Robert Nelson will be coming to speak at the Seminar in Comparative Medieval Material Culture (China, Islam, Europe) on Wednesday, November 13, 2013. His talk is entitled “The Gold of Icons.”


Robert Nelson is Robert Lehman Professor History of Art at Yale University. He received his B.A. from Rice University and his M.A. and Ph.D. from the Institute of Fine Arts, New York University. Prior to his current position, Nelson was Professor of Art History at the University of Chicago. Nelson studies and teaches medieval art, mainly in the Eastern Mediterranean, and the history and methods of art history. He was the co-curator of Holy Image, Hallowed Ground: Icons from Sinai at the J. Paul Getty Museum in 2006-2007. His book, Hagia Sophia, 1850-1950, 2004 (Chicago: University of Chicago Press, 2004), asks how the cathedral of Constantinople, once ignored or despised, came to be regarded as one of the great monuments of world architecture. Nelson’s other book-length publications include Later Byzantine Painting: Art, Agency, and Appreciation (Burlington: Ashgate, 2007); Theodore Hagiopetrites: A Late Byzantine Scribe and Illuminator (Wien: Verlag der Österreichischen Akademie der Wissenschaften, 1991); and The Iconography of Preface and Miniature in the Byzantine Gospel Book (New York: New York University Press, 1980). His current projects involve the history of the Greek lectionary, the reuse of Byzantine art in Venice, the social lives of illuminated Greek manuscripts in Byzantium and their reception in Renaissance Italy, and the collecting of Byzantine art in twentieth-century Europe and America.

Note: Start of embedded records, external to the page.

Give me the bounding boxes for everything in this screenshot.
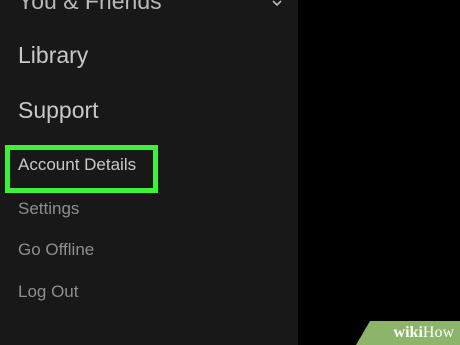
watermark-wiki: wiki bbox=[393, 324, 423, 341]
main-content-area bbox=[298, 0, 460, 345]
menu-item-account-details[interactable]: Account Details bbox=[18, 155, 136, 175]
menu-item-label: Log Out bbox=[18, 282, 79, 301]
menu-item-settings[interactable]: Settings bbox=[18, 199, 79, 219]
menu-item-go-offline[interactable]: Go Offline bbox=[18, 240, 94, 260]
watermark-how: How bbox=[422, 324, 454, 341]
wikihow-watermark: wikiHow bbox=[356, 321, 460, 345]
menu-item-label: Account Details bbox=[18, 155, 137, 174]
menu-item-label: Library bbox=[18, 42, 89, 68]
menu-item-you-friends[interactable]: You & Friends bbox=[18, 0, 162, 15]
chevron-down-icon[interactable] bbox=[272, 0, 282, 7]
menu-item-label: You & Friends bbox=[18, 0, 162, 14]
menu-item-label: Settings bbox=[18, 199, 80, 218]
menu-item-library[interactable]: Library bbox=[18, 42, 88, 69]
sidebar-menu: You & Friends Library Support Account De… bbox=[0, 0, 298, 345]
watermark-text: wikiHow bbox=[394, 324, 454, 342]
menu-item-label: Support bbox=[18, 97, 99, 123]
menu-item-support[interactable]: Support bbox=[18, 97, 99, 124]
menu-item-label: Go Offline bbox=[18, 240, 95, 259]
menu-item-log-out[interactable]: Log Out bbox=[18, 282, 79, 302]
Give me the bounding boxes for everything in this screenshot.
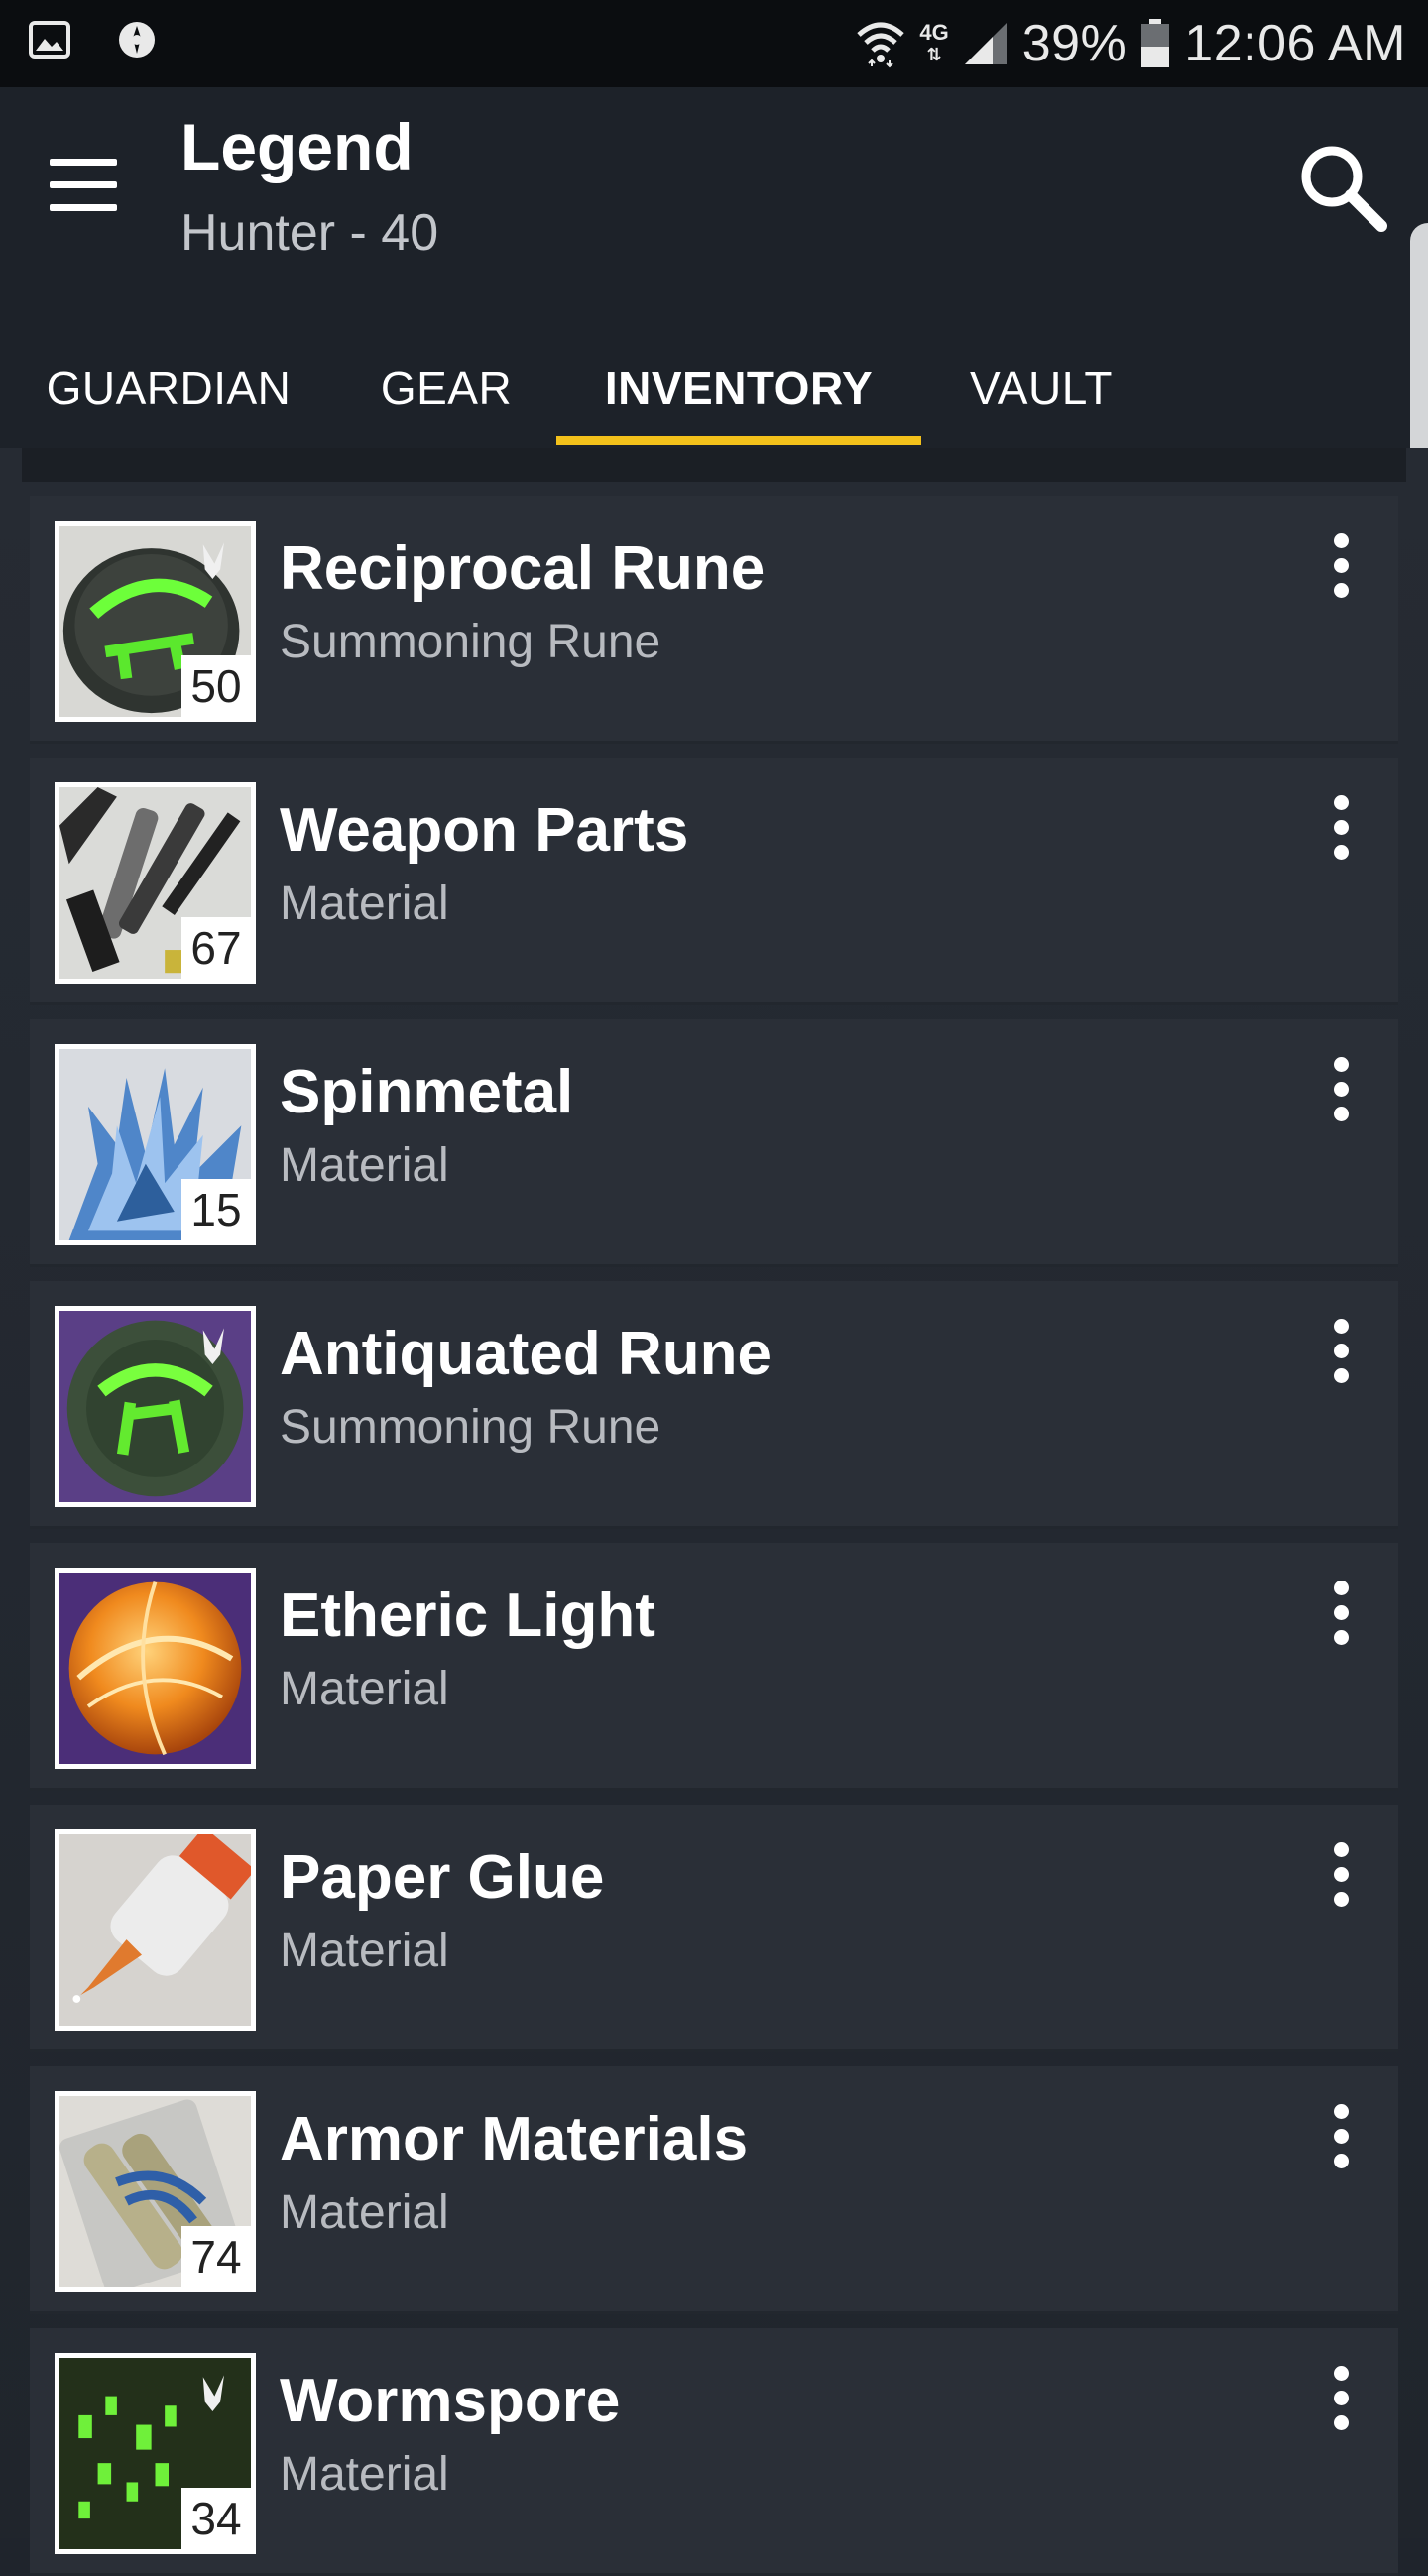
data-arrows-icon: ⇅ [926,45,942,64]
signal-icon [964,23,1007,64]
weapon-parts-icon: 67 [55,782,256,984]
network-type: 4G [919,20,949,45]
reciprocal-rune-icon: 50 [55,521,256,722]
item-name: Wormspore [280,2367,621,2435]
more-options-icon[interactable] [1319,1581,1363,1648]
item-type: Material [280,2186,449,2239]
more-options-icon[interactable] [1319,1057,1363,1124]
wormspore-icon: 34 [55,2353,256,2554]
item-type: Summoning Rune [280,616,661,668]
item-count: 34 [181,2488,251,2549]
clock: 12:06 AM [1184,15,1406,72]
item-type: Material [280,1925,449,1977]
item-count: 67 [181,917,251,979]
list-item[interactable]: Paper Glue Material [30,1805,1398,2052]
search-icon[interactable] [1294,139,1389,234]
list-top-shadow [22,448,1406,482]
item-name: Weapon Parts [280,796,689,865]
app-bar: Legend Hunter - 40 GUARDIAN GEAR INVENTO… [0,87,1428,448]
item-count: 74 [181,2226,251,2287]
active-tab-indicator [556,436,921,445]
list-item[interactable]: 67 Weapon Parts Material [30,758,1398,1005]
item-name: Reciprocal Rune [280,534,766,603]
inventory-list: 50 Reciprocal Rune Summoning Rune 67 Wea… [0,448,1428,2576]
hamburger-menu-icon[interactable] [42,159,121,228]
spinmetal-icon: 15 [55,1044,256,1245]
more-options-icon[interactable] [1319,1319,1363,1386]
status-bar: 4G ⇅ 39% 12:06 AM [0,0,1428,87]
list-item[interactable]: 34 Wormspore Material [30,2328,1398,2576]
item-name: Armor Materials [280,2105,749,2173]
tab-guardian[interactable]: GUARDIAN [22,327,315,448]
item-type: Material [280,1139,449,1192]
tab-gear[interactable]: GEAR [327,327,565,448]
wifi-icon [857,22,905,68]
item-name: Spinmetal [280,1058,574,1126]
battery-icon [1141,19,1170,67]
more-options-icon[interactable] [1319,2366,1363,2433]
list-item[interactable]: Antiquated Rune Summoning Rune [30,1281,1398,1529]
list-item[interactable]: 74 Armor Materials Material [30,2066,1398,2314]
battery-percent: 39% [1021,15,1128,72]
network-indicator: 4G ⇅ [919,22,948,65]
tab-inventory[interactable]: INVENTORY [556,327,921,448]
item-count: 50 [181,655,251,717]
page-subtitle: Hunter - 40 [180,204,439,262]
item-name: Antiquated Rune [280,1320,772,1388]
list-item[interactable]: 50 Reciprocal Rune Summoning Rune [30,496,1398,744]
item-type: Summoning Rune [280,1401,661,1454]
list-item[interactable]: Etheric Light Material [30,1543,1398,1791]
more-options-icon[interactable] [1319,795,1363,863]
game-notification-icon [119,22,155,58]
tab-bar: GUARDIAN GEAR INVENTORY VAULT [0,327,1428,448]
item-type: Material [280,2448,449,2501]
list-item[interactable]: 15 Spinmetal Material [30,1019,1398,1267]
paper-glue-icon [55,1829,256,2031]
item-name: Paper Glue [280,1843,605,1912]
item-name: Etheric Light [280,1581,655,1650]
page-title: Legend [180,110,414,183]
item-type: Material [280,1663,449,1715]
etheric-light-icon [55,1568,256,1769]
armor-materials-icon: 74 [55,2091,256,2292]
more-options-icon[interactable] [1319,533,1363,601]
item-type: Material [280,878,449,930]
more-options-icon[interactable] [1319,1842,1363,1910]
tab-vault[interactable]: VAULT [932,327,1150,448]
gallery-notification-icon [29,21,70,59]
item-count: 15 [181,1179,251,1240]
antiquated-rune-icon [55,1306,256,1507]
more-options-icon[interactable] [1319,2104,1363,2171]
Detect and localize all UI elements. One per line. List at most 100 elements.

How can the gold of icons be understood – symbolically, coloristically, mystically, as a mark of primitivism? Nelson’s lecture will suggest that it is first a visual technology created for and by the conditions of viewing of devotional panels in Byzantium. The gold ground is not background, but an integral agent in the functioning of the image. The light of icons, the light brought to icons, the light reflected off icons, and the Light that icons depicted, these are the subjects of this paper, and gold is their medium.


Light refreshments will be served at 5:45 pm. The presentation will begin at 6:00 pm.

RSVP is required.

PLEASE NOTE that our Lecture Hall can only accommodate a limited number of people, so please come early if you would like to have a seat in the main room. Registrants who arrive late may be seated in an overflow viewing area.